Suriye Devlet Başkanı sözlerini şöyle sürdürdü: “Bu konuşmamda, bu ülkenin dokusunun özgün bir parçası olan Dürzi halkımızı da ayrı bir yere koyuyorum. Suriye hiçbir zaman bölünme, parçalanma ya da halkı arasında nifak tohumları ekme yeri olmayacaktır. Haklarınızı ve özgürlüğünüzü korumanın önceliklerimizden biri olduğu konusunda sizi temin ederiz ve sizi dışarıdan bir tarafa sürükleme ya da saflarımızda bölünme yaratma girişimlerini reddediyoruz, hepimiz bu toprakların ortaklarıyız ve hiçbir grubun Suriye'yi ve çeşitliliğini yansıtan bu güzel tabloyu bozmasına izin vermeyeceğiz.”

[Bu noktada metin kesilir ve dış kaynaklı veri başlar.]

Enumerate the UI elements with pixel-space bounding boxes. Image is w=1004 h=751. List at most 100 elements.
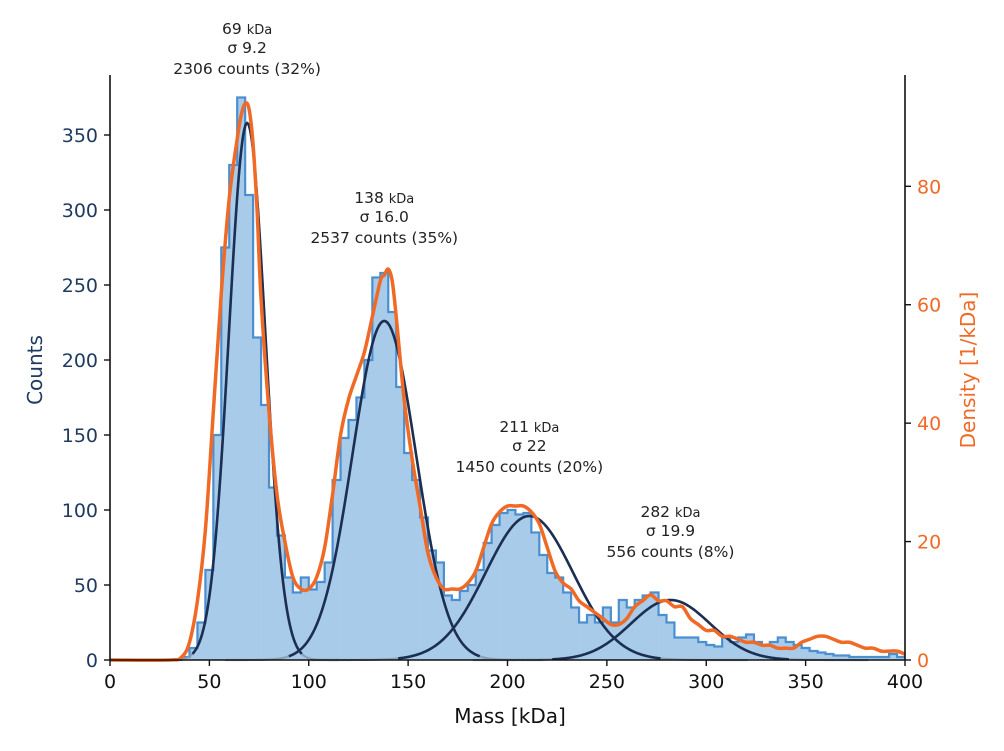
histogram-bar [793,645,803,660]
histogram-bar [229,165,238,660]
histogram-bar [531,532,540,660]
x-tick-label: 200 [489,671,525,693]
y-right-tick-label: 40 [917,413,941,435]
y-axis-right-label: Density [1/kDa] [956,292,980,449]
histogram-bar [292,592,302,660]
histogram-bar [594,622,604,660]
histogram-bar [324,562,333,660]
histogram-bar [547,573,556,660]
histogram-bar [515,514,524,660]
histogram-bar [801,648,810,660]
histogram-bar [245,195,254,660]
y-left-tick-label: 50 [74,575,98,597]
x-tick-label: 350 [787,671,823,693]
histogram-bar [563,592,572,660]
x-tick-label: 400 [887,671,923,693]
histogram-bar [698,642,707,660]
histogram-bar [205,570,214,660]
x-tick-label: 150 [390,671,426,693]
histogram-bar [650,592,659,660]
histogram-bar [666,622,675,660]
histogram-bar [348,420,357,660]
histogram-bar [523,513,532,660]
y-axis-left-label: Counts [23,335,47,405]
histogram-bar [253,337,262,660]
histogram-bar [873,657,882,660]
peak-mass-label: 211 kDa [499,418,559,436]
histogram-bar [483,543,492,660]
histogram-bar [491,525,500,660]
peak-mass-label: 69 kDa [222,20,272,38]
histogram-bar [499,513,508,660]
histogram-bar [539,555,548,660]
y-left-tick-label: 0 [86,650,98,672]
y-right-tick-label: 60 [917,295,941,317]
x-tick-label: 300 [688,671,724,693]
histogram-bar [396,387,405,660]
histogram-bar [380,273,389,660]
peak-mass-label: 138 kDa [354,189,414,207]
histogram-bar [634,600,644,660]
histogram-bar [237,97,246,660]
y-right-tick-label: 20 [917,532,941,554]
histogram-bar [682,637,691,660]
histogram-bar [555,577,564,660]
y-left-tick-label: 100 [62,500,98,522]
histogram-bar [610,622,620,660]
histogram-bar [753,642,763,660]
histogram-bar [674,637,683,660]
histogram-bar [769,642,779,660]
y-left-tick-label: 150 [62,425,98,447]
histogram-bar [372,277,381,660]
histogram-bar [269,487,278,660]
histogram-bar [340,438,349,660]
histogram-bars [181,97,906,660]
histogram-bar [316,582,326,660]
histogram-bar [412,480,421,660]
gaussian-fit-curve [191,121,303,655]
histogram-bar [420,517,429,660]
histogram-bar [364,360,373,660]
x-tick-label: 0 [104,671,116,693]
peak-counts-label: 556 counts (8%) [607,543,735,561]
histogram-bar [435,562,445,660]
x-axis-label: Mass [kDa] [454,704,566,728]
histogram-bar [889,654,898,660]
histogram-bar [356,397,365,660]
peak-counts-label: 2306 counts (32%) [173,60,321,78]
histogram-bar [642,595,651,660]
density-curve [109,101,906,662]
histogram-bar [746,634,755,660]
histogram-bar [332,480,341,660]
histogram-bar [261,405,270,660]
x-tick-label: 100 [291,671,327,693]
histogram-bar [706,645,715,660]
histogram-bar [507,510,516,660]
gaussian-fit-curve [288,319,481,658]
histogram-bar [308,589,318,660]
y-left-tick-label: 250 [62,275,98,297]
x-tick-label: 50 [197,671,221,693]
histogram-bar [300,577,310,660]
histogram-bar [881,657,890,660]
y-left-tick-label: 200 [62,350,98,372]
peak-counts-label: 1450 counts (20%) [456,458,604,476]
histogram-bar [865,657,874,660]
histogram-bar [404,453,413,660]
histogram-bar [626,607,636,660]
histogram-bar [658,615,667,660]
histogram-bar [571,607,580,660]
histogram-bar [197,622,206,660]
histogram-bar [690,637,699,660]
histogram-bar [730,642,739,660]
peak-counts-label: 2537 counts (35%) [310,229,458,247]
histogram-bar [857,657,866,660]
axes: 0 50 100 150 200 250 300 350 4000501001502002503… [62,75,941,693]
histogram-bar [276,535,286,660]
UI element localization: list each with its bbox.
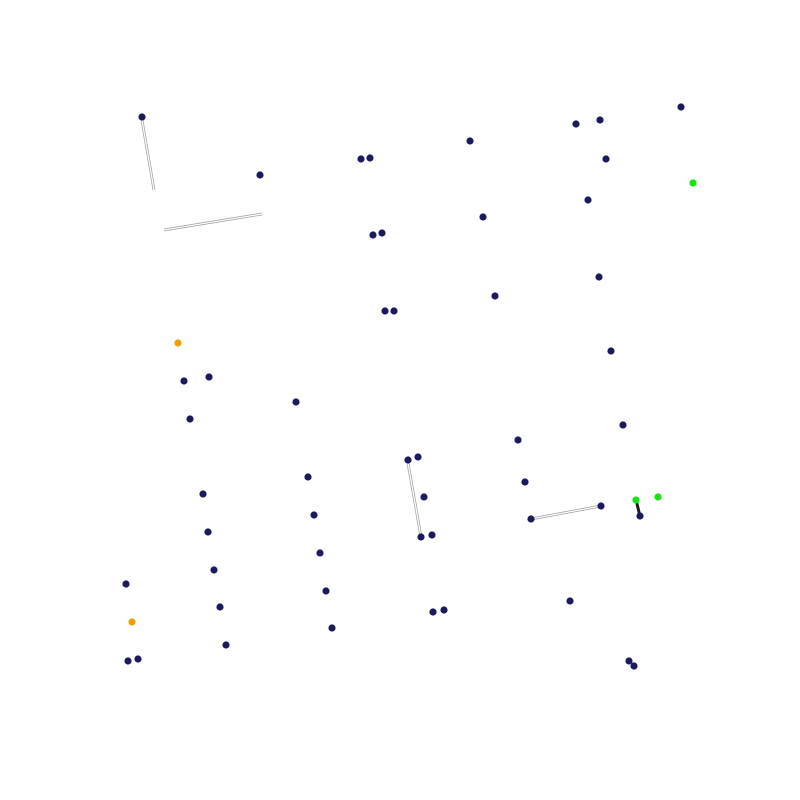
node-n54 <box>134 655 142 663</box>
node-n33 <box>597 502 605 510</box>
node-n53 <box>124 657 132 665</box>
node-n9 <box>689 179 697 187</box>
node-n15 <box>491 292 499 300</box>
node-n30 <box>521 478 529 486</box>
node-n36 <box>654 493 662 501</box>
node-n38 <box>310 511 318 519</box>
node-n43 <box>210 566 218 574</box>
node-n22 <box>205 373 213 381</box>
edges-layer <box>140 119 642 538</box>
node-n27 <box>404 456 412 464</box>
node-n45 <box>322 587 330 595</box>
edge-line <box>530 504 601 519</box>
node-n19 <box>390 307 398 315</box>
node-n7 <box>596 116 604 124</box>
node-n41 <box>204 528 212 536</box>
node-n16 <box>595 273 603 281</box>
edge-line <box>164 214 263 232</box>
node-n39 <box>417 533 425 541</box>
node-n34 <box>632 496 640 504</box>
node-n23 <box>292 398 300 406</box>
node-n14 <box>378 229 386 237</box>
edge-line <box>408 462 423 537</box>
node-n20 <box>607 347 615 355</box>
node-n44 <box>122 580 130 588</box>
edge-line <box>142 119 156 190</box>
node-n48 <box>429 608 437 616</box>
node-n21 <box>180 377 188 385</box>
node-n11 <box>584 196 592 204</box>
node-n25 <box>619 421 627 429</box>
node-n50 <box>128 618 136 626</box>
node-n4 <box>366 154 374 162</box>
node-n8 <box>677 103 685 111</box>
node-n42 <box>316 549 324 557</box>
edge-line <box>531 506 602 521</box>
node-n10 <box>602 155 610 163</box>
node-n49 <box>440 606 448 614</box>
node-n18 <box>174 339 182 347</box>
node-n37 <box>527 515 535 523</box>
node-n55 <box>625 657 633 665</box>
node-n31 <box>420 493 428 501</box>
node-n6 <box>572 120 580 128</box>
node-n26 <box>514 436 522 444</box>
node-n40 <box>428 531 436 539</box>
nodes-layer <box>122 103 697 670</box>
node-n12 <box>479 213 487 221</box>
node-n2 <box>256 171 264 179</box>
node-n32 <box>199 490 207 498</box>
node-n5 <box>466 137 474 145</box>
node-n13 <box>369 231 377 239</box>
edge-line <box>406 463 421 538</box>
node-n17 <box>381 307 389 315</box>
node-n47 <box>216 603 224 611</box>
node-n56 <box>630 662 638 670</box>
node-n29 <box>304 473 312 481</box>
node-n3 <box>357 155 365 163</box>
node-n24 <box>186 415 194 423</box>
node-n35 <box>636 512 644 520</box>
edge-line <box>140 120 154 191</box>
node-n46 <box>566 597 574 605</box>
node-n51 <box>328 624 336 632</box>
node-n28 <box>414 453 422 461</box>
edge-line <box>163 212 262 230</box>
node-n52 <box>222 641 230 649</box>
node-n1 <box>138 113 146 121</box>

“Suriye devleti, tüm kurumları ve liderleriyle, Süveyda'da Süveyda ve çevresindeki bölgelerden silahlı gruplar arasında eski anlaşmazlıkların ardından meydana gelen iç çatışmaları durdurmak için tüm iradesi ve kararlılığıyla müdahale etti, ancak devletin durumu sakinleştirmesine yardımcı olmak yerine, kaosa, huzursuzluğa ve fitne çıkarmaya alışkın yasadışı gruplar ortaya çıktı. Bu çetelerin liderleri, aylardır diyaloğu reddeden ve dar kişisel çıkarlarını ulusun çıkarlarından üstün tutanlarla aynı kişilerdir.”

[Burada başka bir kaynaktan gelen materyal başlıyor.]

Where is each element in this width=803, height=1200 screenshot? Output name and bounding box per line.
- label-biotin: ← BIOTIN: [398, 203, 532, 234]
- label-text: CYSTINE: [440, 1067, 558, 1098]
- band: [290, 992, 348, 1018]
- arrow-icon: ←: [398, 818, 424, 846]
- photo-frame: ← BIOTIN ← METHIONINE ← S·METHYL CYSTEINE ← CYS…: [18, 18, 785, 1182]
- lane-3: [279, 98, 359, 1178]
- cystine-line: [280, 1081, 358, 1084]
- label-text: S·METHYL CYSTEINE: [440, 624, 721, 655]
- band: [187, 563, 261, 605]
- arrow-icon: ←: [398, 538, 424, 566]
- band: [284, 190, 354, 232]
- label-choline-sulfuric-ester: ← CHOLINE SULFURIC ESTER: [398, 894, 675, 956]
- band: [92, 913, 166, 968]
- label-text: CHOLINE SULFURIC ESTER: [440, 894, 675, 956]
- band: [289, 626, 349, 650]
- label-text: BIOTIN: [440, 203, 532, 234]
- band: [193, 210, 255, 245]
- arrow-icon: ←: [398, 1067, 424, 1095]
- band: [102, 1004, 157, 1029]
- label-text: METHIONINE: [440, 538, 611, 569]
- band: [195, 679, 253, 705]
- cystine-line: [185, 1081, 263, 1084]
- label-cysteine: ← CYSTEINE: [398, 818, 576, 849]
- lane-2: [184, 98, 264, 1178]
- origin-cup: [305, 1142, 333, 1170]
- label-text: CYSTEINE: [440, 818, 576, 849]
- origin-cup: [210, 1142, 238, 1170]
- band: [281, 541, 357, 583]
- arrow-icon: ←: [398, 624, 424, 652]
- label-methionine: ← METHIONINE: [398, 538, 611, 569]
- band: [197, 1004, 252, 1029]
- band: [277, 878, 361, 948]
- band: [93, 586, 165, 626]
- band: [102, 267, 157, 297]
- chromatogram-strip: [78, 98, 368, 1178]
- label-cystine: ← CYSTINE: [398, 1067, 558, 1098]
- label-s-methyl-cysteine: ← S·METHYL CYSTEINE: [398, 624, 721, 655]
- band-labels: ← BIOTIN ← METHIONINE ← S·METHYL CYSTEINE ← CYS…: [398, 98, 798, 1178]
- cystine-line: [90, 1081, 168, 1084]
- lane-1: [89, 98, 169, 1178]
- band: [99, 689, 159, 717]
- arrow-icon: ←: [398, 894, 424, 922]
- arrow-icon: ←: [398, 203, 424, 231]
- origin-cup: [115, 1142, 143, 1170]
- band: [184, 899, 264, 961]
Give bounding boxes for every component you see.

Pazar günü Süveyda vilayetinde Dürzi ve Bedevi militanlar arasında çıkan çatışmalarda çok sayıda kişi hayatını kaybetti. Şarku’l Avsat’ın edindiği bilgiye göre çatışmaların şiddetlenmesi üzerine hükümet güçleri pazartesi günü çatışmaları durdurmak için eyalete müdahale edeceklerini duyurdu. İsrail, “Dürzileri korumak” amacıyla hareket ettiğini söyleyerek, Şam yakınlarında ve Suriye'nin güneyinde bir dizi saldırı düzenleyerek mücadeleye dahil oldu. Suriyeli yetkililer dün akşam Süveyda'daki Dürzi gruplarla ateşkes için anlaşmaya varıldığını duyurdu.